Note that the velocity is \(2\pi\)-periodic, which is required for periodic boundary conditions to work as intended.

This function applies the midpoint/leapfrog method in time, with FFT-based spectral differentiation in space:

p6: variable coefficient wave equation

using FFTW

function p6(⍺ = 1.57)
    # Grid, variable coefficient, and initial data:
    N = 128;  h = 2π / N
    x = h * (1:N)
    t = 0;  Δt = ⍺ / N
    c = @. 0.2 + sin(x - 1)^2
    v = @. exp(-100 * (x - 1) .^ 2)
    vold = @. exp(-100 * (x - 0.2Δt - 1) .^ 2)

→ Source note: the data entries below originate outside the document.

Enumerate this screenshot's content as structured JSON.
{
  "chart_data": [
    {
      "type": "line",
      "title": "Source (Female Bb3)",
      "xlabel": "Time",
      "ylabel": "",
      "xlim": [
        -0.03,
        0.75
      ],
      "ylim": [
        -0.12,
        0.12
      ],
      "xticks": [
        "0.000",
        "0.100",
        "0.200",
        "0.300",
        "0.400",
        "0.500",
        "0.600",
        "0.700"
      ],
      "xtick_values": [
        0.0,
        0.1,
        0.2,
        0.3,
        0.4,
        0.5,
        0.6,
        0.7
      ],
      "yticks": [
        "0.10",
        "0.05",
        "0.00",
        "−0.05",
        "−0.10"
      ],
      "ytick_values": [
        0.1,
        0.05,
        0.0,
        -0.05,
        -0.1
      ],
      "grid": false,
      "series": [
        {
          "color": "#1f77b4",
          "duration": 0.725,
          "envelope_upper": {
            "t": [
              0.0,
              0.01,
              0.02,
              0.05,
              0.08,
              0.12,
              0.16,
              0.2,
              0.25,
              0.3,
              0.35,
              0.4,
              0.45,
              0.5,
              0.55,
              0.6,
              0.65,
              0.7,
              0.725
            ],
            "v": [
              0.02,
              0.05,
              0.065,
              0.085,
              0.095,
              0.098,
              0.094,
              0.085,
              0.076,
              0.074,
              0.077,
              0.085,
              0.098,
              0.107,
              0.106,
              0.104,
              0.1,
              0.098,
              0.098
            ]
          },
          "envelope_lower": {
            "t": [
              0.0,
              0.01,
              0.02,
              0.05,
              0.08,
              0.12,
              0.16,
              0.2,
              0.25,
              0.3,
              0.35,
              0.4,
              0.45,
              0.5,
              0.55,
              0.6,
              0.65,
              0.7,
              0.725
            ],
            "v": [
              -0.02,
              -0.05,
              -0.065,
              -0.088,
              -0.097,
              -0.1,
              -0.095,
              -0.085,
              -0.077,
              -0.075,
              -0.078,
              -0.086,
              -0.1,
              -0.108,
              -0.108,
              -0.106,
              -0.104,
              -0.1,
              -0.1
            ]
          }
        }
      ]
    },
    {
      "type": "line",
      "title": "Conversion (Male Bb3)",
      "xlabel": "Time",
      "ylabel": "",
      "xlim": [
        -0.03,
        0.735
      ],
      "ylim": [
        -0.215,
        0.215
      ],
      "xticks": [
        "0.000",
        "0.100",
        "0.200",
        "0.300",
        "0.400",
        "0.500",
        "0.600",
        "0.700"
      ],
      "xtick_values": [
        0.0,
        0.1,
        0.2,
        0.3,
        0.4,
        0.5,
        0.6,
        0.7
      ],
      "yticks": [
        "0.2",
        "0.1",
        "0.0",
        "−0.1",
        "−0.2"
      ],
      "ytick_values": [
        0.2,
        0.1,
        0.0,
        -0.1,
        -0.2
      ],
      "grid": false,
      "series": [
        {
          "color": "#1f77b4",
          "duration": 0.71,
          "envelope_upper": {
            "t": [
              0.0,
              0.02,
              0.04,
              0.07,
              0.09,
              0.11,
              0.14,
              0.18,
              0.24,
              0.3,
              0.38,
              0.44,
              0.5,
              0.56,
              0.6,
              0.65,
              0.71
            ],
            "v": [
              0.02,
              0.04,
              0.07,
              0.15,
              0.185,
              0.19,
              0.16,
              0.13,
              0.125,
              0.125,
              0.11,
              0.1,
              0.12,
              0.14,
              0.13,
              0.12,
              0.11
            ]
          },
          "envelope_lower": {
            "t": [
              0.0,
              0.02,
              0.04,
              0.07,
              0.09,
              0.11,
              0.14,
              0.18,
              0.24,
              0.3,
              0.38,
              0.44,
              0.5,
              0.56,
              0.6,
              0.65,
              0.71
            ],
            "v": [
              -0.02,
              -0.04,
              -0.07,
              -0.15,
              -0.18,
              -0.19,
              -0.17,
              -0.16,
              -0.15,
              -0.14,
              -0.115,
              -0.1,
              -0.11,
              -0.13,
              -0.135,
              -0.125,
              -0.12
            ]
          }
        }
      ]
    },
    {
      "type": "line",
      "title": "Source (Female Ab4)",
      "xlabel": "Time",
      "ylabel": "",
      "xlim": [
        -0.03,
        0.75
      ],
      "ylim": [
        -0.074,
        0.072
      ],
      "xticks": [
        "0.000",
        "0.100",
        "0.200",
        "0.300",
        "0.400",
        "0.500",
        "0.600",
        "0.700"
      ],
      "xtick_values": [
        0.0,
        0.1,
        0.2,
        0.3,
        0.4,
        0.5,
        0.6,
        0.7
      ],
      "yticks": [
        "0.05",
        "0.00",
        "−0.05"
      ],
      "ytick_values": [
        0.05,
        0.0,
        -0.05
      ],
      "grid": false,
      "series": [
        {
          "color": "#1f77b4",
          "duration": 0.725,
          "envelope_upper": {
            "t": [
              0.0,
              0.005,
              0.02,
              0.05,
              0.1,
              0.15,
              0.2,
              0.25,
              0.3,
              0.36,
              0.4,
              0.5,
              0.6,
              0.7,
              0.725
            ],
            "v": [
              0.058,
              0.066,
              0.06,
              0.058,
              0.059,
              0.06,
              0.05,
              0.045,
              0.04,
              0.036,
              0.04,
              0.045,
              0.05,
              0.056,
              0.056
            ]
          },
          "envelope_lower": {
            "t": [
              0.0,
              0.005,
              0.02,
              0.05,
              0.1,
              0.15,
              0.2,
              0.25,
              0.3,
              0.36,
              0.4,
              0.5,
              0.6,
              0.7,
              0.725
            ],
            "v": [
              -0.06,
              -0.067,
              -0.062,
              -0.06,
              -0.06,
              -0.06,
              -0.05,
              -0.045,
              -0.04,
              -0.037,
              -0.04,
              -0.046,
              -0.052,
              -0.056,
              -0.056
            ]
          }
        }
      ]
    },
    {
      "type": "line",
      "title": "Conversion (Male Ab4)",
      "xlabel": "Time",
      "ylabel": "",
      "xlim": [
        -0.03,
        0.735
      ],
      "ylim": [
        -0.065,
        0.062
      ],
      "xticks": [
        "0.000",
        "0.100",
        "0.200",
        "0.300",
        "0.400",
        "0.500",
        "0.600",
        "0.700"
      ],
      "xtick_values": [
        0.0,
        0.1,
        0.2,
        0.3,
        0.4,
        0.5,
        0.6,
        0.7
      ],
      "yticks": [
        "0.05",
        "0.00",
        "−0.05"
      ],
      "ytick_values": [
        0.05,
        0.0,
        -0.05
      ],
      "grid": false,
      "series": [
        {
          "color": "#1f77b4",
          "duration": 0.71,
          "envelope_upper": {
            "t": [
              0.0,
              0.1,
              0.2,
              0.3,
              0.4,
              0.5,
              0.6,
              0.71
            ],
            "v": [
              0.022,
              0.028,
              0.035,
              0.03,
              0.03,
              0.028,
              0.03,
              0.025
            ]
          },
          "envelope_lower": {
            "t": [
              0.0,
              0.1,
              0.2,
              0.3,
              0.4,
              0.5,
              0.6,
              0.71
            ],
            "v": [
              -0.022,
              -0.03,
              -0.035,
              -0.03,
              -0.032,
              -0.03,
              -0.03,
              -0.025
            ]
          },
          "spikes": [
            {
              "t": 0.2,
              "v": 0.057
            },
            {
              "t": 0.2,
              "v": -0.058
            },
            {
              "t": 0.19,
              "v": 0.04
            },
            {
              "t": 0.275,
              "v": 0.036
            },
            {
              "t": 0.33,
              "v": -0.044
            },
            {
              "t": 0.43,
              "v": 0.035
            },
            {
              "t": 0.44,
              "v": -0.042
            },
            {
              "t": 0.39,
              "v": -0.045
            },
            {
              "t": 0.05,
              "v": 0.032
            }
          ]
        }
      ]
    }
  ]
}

    # Time-stepping by leap frog formula:
    tmax = 8
    nsteps = ceil(Int, tmax / Δt)
    Δt = tmax / nsteps
    V = [v fill(NaN, N, nsteps)]
    t = Δt*(0:nsteps)
    for i in 1:nsteps
        w = fderiv(V[:,i])
        V[:,i+1] = vold - 2Δt * c .* w
        vold = V[:,i]
        if norm(V[:,i+1], Inf) > 2.5
            nsteps = i
            break 
        end
    end
    return x,t[1:nsteps+1],V[:,1:nsteps+1]
end

x,t,V = p6(1.57);

using CairoMakie, PyFormattedStrings

fig = Figure()
Axis3(fig[1, 1],
    xticks = MultiplesTicks(5, π, "π"),
    xlabel="x", ylabel="t", zlabel="u", 
    azimuth=4.5, elevation=1.3,
)
gap = max(1,round(Int, 0.15/(t[2]-t[1])) - 1)
surface!(x, t, V, colorrange=(0,1))
[ lines!(x, fill(t[j], length(x)), V[:, j].+.01, color=:ivory) for j in 1:gap:size(V,2) ]
fig

fig = Figure(size=(480,320))
index = Observable(1)
ax = Axis(fig[1, 1],
    xticks = MultiplesTicks(5, π, "π"),
    xlabel="x", ylabel="u"
)
lines!(x, @lift(V[:,$index]))
record(fig, "p6.mp4", 1:4:size(V,2)+1) do i
    index[] = i
    ax.title = f"t = {t[i]:.2f}"
end;

In the simulation above, you can see a small artifact that travels in the wrong direction. The accuracy of this simulation is limited by the second-order time stepping, and even more by the need to estimate the fictitious value \(u(x,-\Delta t)\) that leap frog needs to get started. An automatic, self-starting IVP solver would do much better.